И вот однажды меня постигло возмездие. В нашем дворе, куда меня выпустили гулять с сачком и пустой стеклянной банкой для добычи, слонялась компания незнакомых мальчишек лет десяти-двенадцати, которые в какой-то момент вдруг стали обступать меня с угрожающим видом. Как и следовало ожидать, мои нервы не выдержали напряжения, впавший в панику разум дал ногам команду бежать домой, мальчишки, только этого и ждавшие, с воплями и завываниями кинулись следом. Финал этих гонок вышел дурацкий и вполне предсказуемый: я цепляюсь сачком за дверную ручку собственного подъезда, роняю банку, та разлетается на осколки, я со всей дури падаю сверху. Не знаю, сколько времени ушло на то, чтобы осознать и оценить это событие, но думаю, вряд ли больше, чем пара-тройка секунд. К этому моменту мальчишек уже не было — ни рядом, ни во дворе, ни на улице, за забором, вообще нигде.

Человек, незнакомый с контекстом нашей жизни в военном городке, вряд ли увидит в этом эпизоде что-либо хоть сколько-нибудь удивительное, кроме разве что внезапного исчезновения злых мальчишек, которое, впрочем, тоже можно объяснить: увидели, что вышло, испугались, спрятались — да хоть бы и в соседнем подъезде. Поэтому надо, наверное, объяснить, что жизнь наша на улице Рейнштейн-штрассе была почти деревенской и, можно сказать, идиллической: все друг друга знают, причем не в лицо, а практически как родню, старшие дети во дворе не обижают младших, потому что мы же, можно сказать, выросли у них на руках, наши родители каждую неделю оставляли нас под присмотром друг у дружки, когда уходили в кино.

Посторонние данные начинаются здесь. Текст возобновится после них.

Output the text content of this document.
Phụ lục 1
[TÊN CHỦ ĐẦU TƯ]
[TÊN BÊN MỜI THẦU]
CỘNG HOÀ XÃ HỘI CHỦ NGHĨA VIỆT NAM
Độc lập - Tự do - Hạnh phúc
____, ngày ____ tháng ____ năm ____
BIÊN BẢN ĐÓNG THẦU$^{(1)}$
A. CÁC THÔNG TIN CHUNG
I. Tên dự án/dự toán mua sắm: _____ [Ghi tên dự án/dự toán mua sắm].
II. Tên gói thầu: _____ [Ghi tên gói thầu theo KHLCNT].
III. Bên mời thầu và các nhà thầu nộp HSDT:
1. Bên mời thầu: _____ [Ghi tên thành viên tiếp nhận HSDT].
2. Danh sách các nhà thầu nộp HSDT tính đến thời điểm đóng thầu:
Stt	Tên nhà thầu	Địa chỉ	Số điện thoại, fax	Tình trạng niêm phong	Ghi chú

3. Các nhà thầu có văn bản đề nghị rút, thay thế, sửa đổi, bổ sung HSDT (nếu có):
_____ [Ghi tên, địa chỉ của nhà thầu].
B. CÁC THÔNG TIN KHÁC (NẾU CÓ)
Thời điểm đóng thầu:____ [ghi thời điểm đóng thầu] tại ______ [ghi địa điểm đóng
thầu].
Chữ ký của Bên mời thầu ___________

Вокруг — здания посольств, жилища дипломатов, очень много полицейских, которых наши отцы угощали сигаретами, а наши мамы по дороге в магазин сочувственно спрашивали, не захватить ли им чего перекусить; чувство безопасности было настолько велико, что взрослые оставляли ключи от квартир в специальных ящичках, приделанных к входным дверям, летом разрешали детям гулять чуть ли не до полуночи, и в школу, дорога до которой отнимала примерно полчаса, все ходили без присмотра, даже первоклашки. Незнакомым мальчишкам, да еще и русским (а они говорили, вернее, кричали на меня по-русски), было попросту неоткуда взяться, я уже не говорю о том, что у нас никто никогда так себя не вел, и куда они подевались — вопрос на фоне всего вышеизложенного вполне излишний.